I featured a couple of video Q+A's with the cast of Ten Thousand Saints back in January when the film debuted at Sundance. Now, four and a half months later, we've finally got a trailer. The movie, based on Eleanor Henderson's novel, comes out August 14th. Check out the trailer and see what you think but to my mind, the trailer anyway, plays a lot more upbeat than the book did.

Set in the 1980's, in a pre-cleaned up NYC—you can't miss the graffiti and the grunge and the garbage on the streets—Ten Thousand Saints stars Asa Butterfield as Jude, a teenager whose mother sends him to NYC to live with his father Les (Ethan Hawke) after his best friend Teddy overdoses on drugs. Trouble is dad deals weed and isn't exactly Robert Young in Father Knows Best. Les isn't exactly Hawke's character in Boyhood either—in the book, at least, Les is much more of a real slacker, absent father while his character in Boyhood is a bit of fuck-up but basically well-intentioned. 

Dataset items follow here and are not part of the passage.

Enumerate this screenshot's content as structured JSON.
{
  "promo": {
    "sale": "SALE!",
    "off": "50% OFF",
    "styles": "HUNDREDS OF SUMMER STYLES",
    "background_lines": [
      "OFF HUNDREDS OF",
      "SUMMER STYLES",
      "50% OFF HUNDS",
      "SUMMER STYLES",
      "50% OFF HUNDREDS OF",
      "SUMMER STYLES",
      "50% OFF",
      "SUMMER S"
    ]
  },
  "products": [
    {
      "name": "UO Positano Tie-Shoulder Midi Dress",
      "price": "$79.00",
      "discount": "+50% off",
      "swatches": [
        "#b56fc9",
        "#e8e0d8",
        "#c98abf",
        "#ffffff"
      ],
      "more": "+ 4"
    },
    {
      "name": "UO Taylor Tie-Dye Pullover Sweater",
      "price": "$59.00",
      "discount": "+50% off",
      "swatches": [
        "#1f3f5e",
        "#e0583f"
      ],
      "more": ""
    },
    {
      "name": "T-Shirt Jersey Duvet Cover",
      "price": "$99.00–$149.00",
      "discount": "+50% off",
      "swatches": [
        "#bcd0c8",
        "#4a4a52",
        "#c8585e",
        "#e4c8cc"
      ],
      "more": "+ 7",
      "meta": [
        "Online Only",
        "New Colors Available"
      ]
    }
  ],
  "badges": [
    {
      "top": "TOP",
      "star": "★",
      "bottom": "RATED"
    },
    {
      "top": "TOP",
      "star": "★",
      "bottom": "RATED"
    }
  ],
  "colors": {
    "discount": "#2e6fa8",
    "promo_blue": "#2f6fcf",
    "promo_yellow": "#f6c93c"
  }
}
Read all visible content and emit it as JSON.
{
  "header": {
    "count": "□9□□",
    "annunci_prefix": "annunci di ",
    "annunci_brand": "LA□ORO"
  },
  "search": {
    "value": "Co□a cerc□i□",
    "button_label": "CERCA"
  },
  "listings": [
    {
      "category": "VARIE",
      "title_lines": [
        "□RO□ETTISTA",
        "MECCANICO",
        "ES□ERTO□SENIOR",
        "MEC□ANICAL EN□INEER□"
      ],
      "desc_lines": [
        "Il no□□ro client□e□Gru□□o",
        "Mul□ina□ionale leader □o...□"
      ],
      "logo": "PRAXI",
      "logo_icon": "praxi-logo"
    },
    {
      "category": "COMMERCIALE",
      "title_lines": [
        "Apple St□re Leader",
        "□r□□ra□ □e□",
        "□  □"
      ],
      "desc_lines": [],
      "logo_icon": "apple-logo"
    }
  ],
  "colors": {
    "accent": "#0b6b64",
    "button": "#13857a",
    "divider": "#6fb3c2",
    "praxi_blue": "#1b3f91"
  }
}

Jude, incredibly depressed by Teddy's death, continues getting high, until he finally gets turned on to the straight-edge, zero drug tolerance lifestyle as practiced by Teddy's brother,  Johnny (Emile Hirsch) a hardcore punk rock singer. Hailee Steinfeld is Eliza, the daughter of Les' girlfriend, Diane, played by Emily Mortimer. Eliza hooks up with Teddy (Avan Jogia), getting him high, the night he dies. She carries more than just guilt as a souvenir of their night together.

I don't think this is really going to be my kind of film even though it's filled with talented actors. Plus the movie comes with 34 producers attached. 34! What's that old saying? Oh, that's right. Too many cooks spoil the broth. 34 cooks is too many cooks.



Mostly though, I doubt I'd enjoy the music which surely must be a major draw for fans of punk rock. A young Canadian composer Garth Stevenson takes the music credit; hopefully he knows a thing or two about the hardcore straight edge music scene as well as scoring for film. But punk is not for me. While I trailed along to a couple of clubs majoring in punk music here in LA in the 80's, punk music was never my scene. Too noisy, too much head banging, screeching and sweat for little old me back then, certainly nothing that would appeal to me now. 

There is also the question of the filmmakers appearing to sanitize the story which deals with some heavy duty issues; real drug abuse vs a little smoking of weed, teen pregnancy, homosexuality, tolerance and acceptance,  and piss poor parenting. On a sheerly superficial basis, what's the deal with Emile Hirsch's hair?! As Johnny he's supposed to have a shaved head, and that shaved head really stands for something. His hardcore devotion to staying straight, eschewing the drugs his contemporaries indulge in. 
But Hirsch's lovely hair is still very much intact which indicates to me a real lack of commitment on Hirsch's part as well as the filmmakers to the intense story Eleanor Henderson tried to tell. What's the opposite of hardcore? But what do I know?